PARLIAMENTARY DEBATE
Breast Cancer Screening - 2 May 2018 (Commons/Commons Chamber)
Debate Detail
The NHS breast screening programme is overseen by Public Health England and is one of the most comprehensive in the world. It screens 2 million people every year, with women between the ages of 50 and 70 receiving a screen every three years up to their 71st birthday. However, earlier this year PHE analysis of trial data from the service found that there was a computer algorithm failure dating back to 2009. The latest estimates I have received from PHE is that, as a result, between 2009 and the start of 2018, an estimated 450,000 women aged between 68 and 71 were not invited to their final breast screening.
At this stage, it is unclear whether any delay in diagnosis will have resulted in any avoidable harm or death, and that is one of the reasons I am ordering an independent review to establish the clinical impact. Our current best estimate—which comes with caveats, as it is based on statistical modelling rather than on patient reviews, and because there is currently no clinical consensus about the benefits of screening for this age group—is that there may be between 135 and 270 women who have had their lives shortened as a result. I am advised that it is unlikely to be more than this range and may be considerably less. However, tragically, there are likely to be some people in this group who would have been alive today if the failure had not happened.
The issue came to light because an upgrade to the breast screening invitation IT system provided improved data to local services on the actual ages of the women receiving screening invitations. This highlighted that some women on the AgeX trial, set up to examine whether women up to the age of 73 could benefit from screening, were not receiving an invitation to their final screen as a 70-year-old. Further analysis of the data quantified the problem and has found a number of linked causes, including issues with the system’s IT and how age parameters are programmed into it. The investigation also found variations in how local services send out invitations to women in different parts of the country.

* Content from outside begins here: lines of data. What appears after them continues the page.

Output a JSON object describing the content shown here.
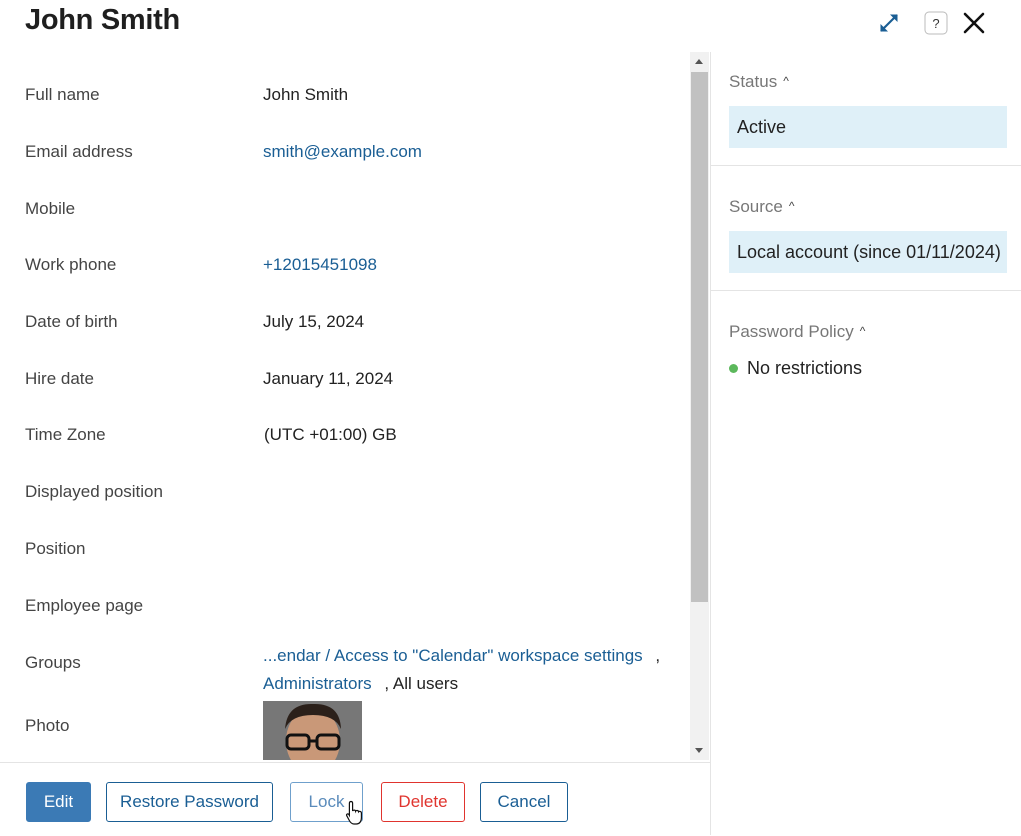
{
  "header": {
    "title": "John Smith",
    "icons": [
      "expand-icon",
      "help-icon",
      "close-icon"
    ]
  },
  "fields": [
    {
      "label": "Full name",
      "value": "John Smith",
      "type": "text"
    },
    {
      "label": "Email address",
      "value": "smith@example.com",
      "type": "link"
    },
    {
      "label": "Mobile",
      "value": "",
      "type": "text"
    },
    {
      "label": "Work phone",
      "value": "+12015451098",
      "type": "link"
    },
    {
      "label": "Date of birth",
      "value": "July 15, 2024",
      "type": "text"
    },
    {
      "label": "Hire date",
      "value": "January 11, 2024",
      "type": "text"
    },
    {
      "label": "Time Zone",
      "value": "(UTC +01:00) GB",
      "type": "text"
    },
    {
      "label": "Displayed position",
      "value": "",
      "type": "text"
    },
    {
      "label": "Position",
      "value": "",
      "type": "text"
    },
    {
      "label": "Employee page",
      "value": "",
      "type": "text"
    },
    {
      "label": "Groups",
      "value": "",
      "type": "groups"
    },
    {
      "label": "Photo",
      "value": "",
      "type": "photo"
    }
  ],
  "groups": {
    "item1": "...endar / Access to \"Calendar\" workspace settings",
    "sep1": ",",
    "item2": "Administrators",
    "sep2": ",",
    "item3": "All users"
  },
  "footer": {
    "edit": "Edit",
    "restore_password": "Restore Password",
    "lock": "Lock",
    "delete": "Delete",
    "cancel": "Cancel"
  },
  "sidebar": {
    "status": {
      "title": "Status",
      "value": "Active"
    },
    "source": {
      "title": "Source",
      "value": "Local account (since 01/11/2024)"
    },
    "password_policy": {
      "title": "Password Policy",
      "value": "No restrictions",
      "indicator_color": "#5cb85c"
    }
  },
  "colors": {
    "accent": "#1a5e94",
    "primary_button": "#3b7ab5",
    "danger": "#e0342e",
    "tag_background": "#dff0f8"
  }
}
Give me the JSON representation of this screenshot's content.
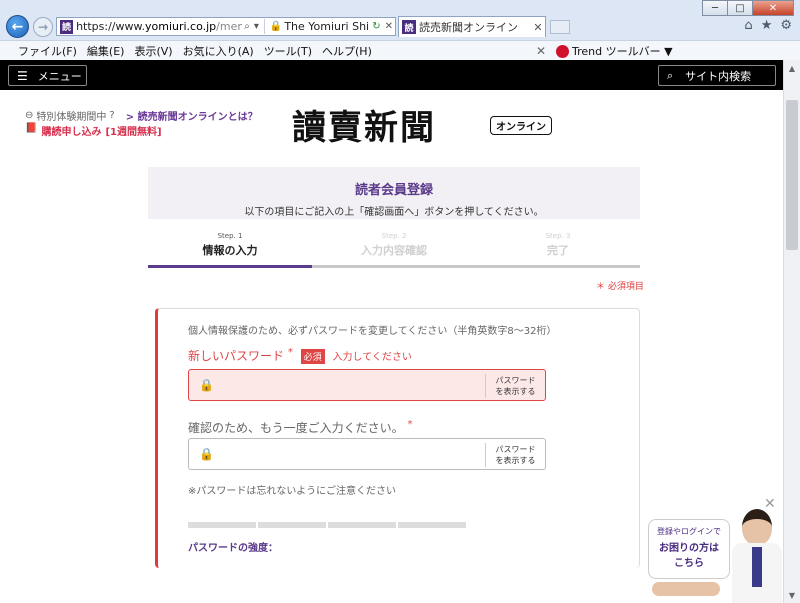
{
  "browser": {
    "url_prefix": "https://www.",
    "url_domain": "yomiuri.co.jp",
    "url_path": "/member/registrat",
    "addr_tab_title": "The Yomiuri Shim...",
    "active_tab_title": "読売新聞オンライン",
    "menu": [
      "ファイル(F)",
      "編集(E)",
      "表示(V)",
      "お気に入り(A)",
      "ツール(T)",
      "ヘルプ(H)"
    ],
    "toolbar_label": "Trend ツールバー ▼"
  },
  "header": {
    "menu_label": "メニュー",
    "search_label": "サイト内検索",
    "trial_text": "特別体験期間中",
    "about_link": "> 読売新聞オンラインとは？",
    "subscribe_text": "購読申し込み",
    "subscribe_badge": "[1週間無料]",
    "logo_text": "讀賣新聞",
    "logo_badge": "オンライン"
  },
  "form": {
    "title": "読者会員登録",
    "subtitle": "以下の項目にご記入の上「確認画面へ」ボタンを押してください。",
    "steps": [
      {
        "num": "Step. 1",
        "name": "情報の入力"
      },
      {
        "num": "Step. 2",
        "name": "入力内容確認"
      },
      {
        "num": "Step. 3",
        "name": "完了"
      }
    ],
    "required_note": "＊ 必須項目",
    "intro": "個人情報保護のため、必ずパスワードを変更してください（半角英数字8～32桁）",
    "new_password_label": "新しいパスワード",
    "required_badge": "必須",
    "error_text": "入力してください",
    "show_password": "パスワード\nを表示する",
    "confirm_label": "確認のため、もう一度ご入力ください。",
    "note": "※パスワードは忘れないようにご注意ください",
    "strength_label": "パスワードの強度："
  },
  "help_banner": {
    "line1": "登録やログインで",
    "line2": "お困りの方は",
    "line3": "こちら"
  }
}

The existence of a potential issue was brought to the attention of the Department of Health and Social Care by Public Health England in January, although at that stage, its advice was that the risk to patients was limited. Following that, an urgent clinical evaluation took place to determine the extent of harm and the remedial measures necessary. Public Health England escalated the matter to Ministers in March, with clear clinical advice that the matter should not be made public. This was to ensure that a plan could be put in place that ensured any remedies did not overwhelm the existing screening programme and was able to offer proper support for affected patients.
I am now taking the earliest opportunity to update the House on all the remedial measures that have been put in place, which are as follows. First, urgent remedial work to stop the failure continuing has now been completed according to the chief executive of Public Health England. This was finished by 1 April and PHE is clear that the issue is not now affecting any women going forward.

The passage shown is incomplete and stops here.